Ferragosto in Alaska
di MICHELE SERRA
Ferragosto in Alaska sarebbe un ottimo titolo per una nuova ondata di film estivi dei Vanzina. È invece, salvo smentite, la millesima puntata della raffica di voci, di indiscrezioni, di fole e ogni tanto perfino di incontri in carne e ossa che si susseguono da mesi a proposito della cosiddetta “pace in Ucraina”.

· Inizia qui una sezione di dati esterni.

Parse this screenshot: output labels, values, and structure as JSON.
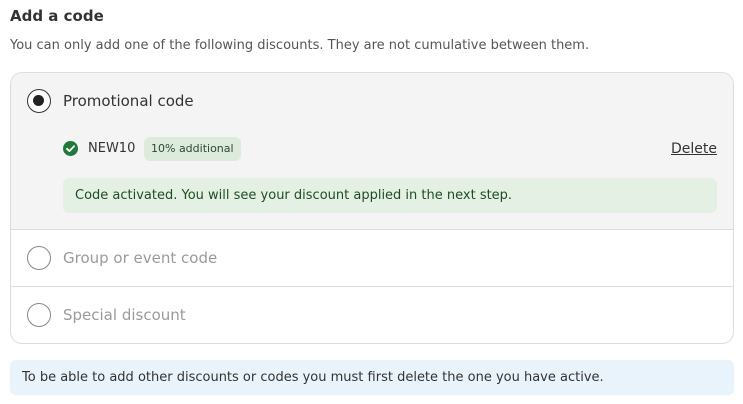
{
  "header": {
    "title": "Add a code",
    "subtitle": "You can only add one of the following discounts. They are not cumulative between them."
  },
  "options": [
    {
      "label": "Promotional code",
      "selected": true,
      "applied_code": {
        "code": "NEW10",
        "badge": "10% additional",
        "delete_label": "Delete",
        "icon": "check-circle-icon"
      },
      "success_message": "Code activated. You will see your discount applied in the next step."
    },
    {
      "label": "Group or event code",
      "selected": false
    },
    {
      "label": "Special discount",
      "selected": false
    }
  ],
  "info_message": "To be able to add other discounts or codes you must first delete the one you have active.",
  "colors": {
    "success_green": "#1f7a3a",
    "success_bg": "#e4f0e4",
    "badge_bg": "#dcebdc",
    "info_bg": "#e8f3fb",
    "selected_option_bg": "#f4f4f4",
    "disabled_text": "#9a9a9a"
  }
}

I due anziani capi che si sono dati appuntamento lassù sono, almeno in teoria, i terminali di governi, assemblee politiche, diplomazie, apparati militari. Ma la tribalizzazione galoppante dell’umanità ce li raffigura come due incontrastati e incontrastabili maschi alfa, marmorizzati (Putin) e inciuffettati (Trump) dal potere, in grado di fare e disfare il mondo secondo il loro uzzolo.
Putin e Trump, Trump e Putin, se ci fate caso dai titoli di giornale sono quasi scomparse le parole “Stati Uniti” e “Russia”, tanto per chiarire che perfino le Nazioni, nell’evo del nazionalismo risorgente, sono entità minori rispetto ai loro capi. Più che il sovranismo, il populismo, il nazionalismo, è il “capismo” la fase postdemocratica che minaccia di imporsi nel mondo, o forse si è già imposta, e ce la ritroviamo di fronte senza nemmeno il tempo di esserci domandati come e quando è potuto accadere.
Il mandato formale a governare è sempre più formale, i capi si muovono con piccole cerchie di pretoriani che definire “classe dirigente” è molto ottimistico. Perfino nelle foto ufficiali appaiono quasi sempre soli. Da uomo a uomo. Sullo sfondo, con un poco di immaginazione, si riesce a intravvedere anche il resto dell’umanità.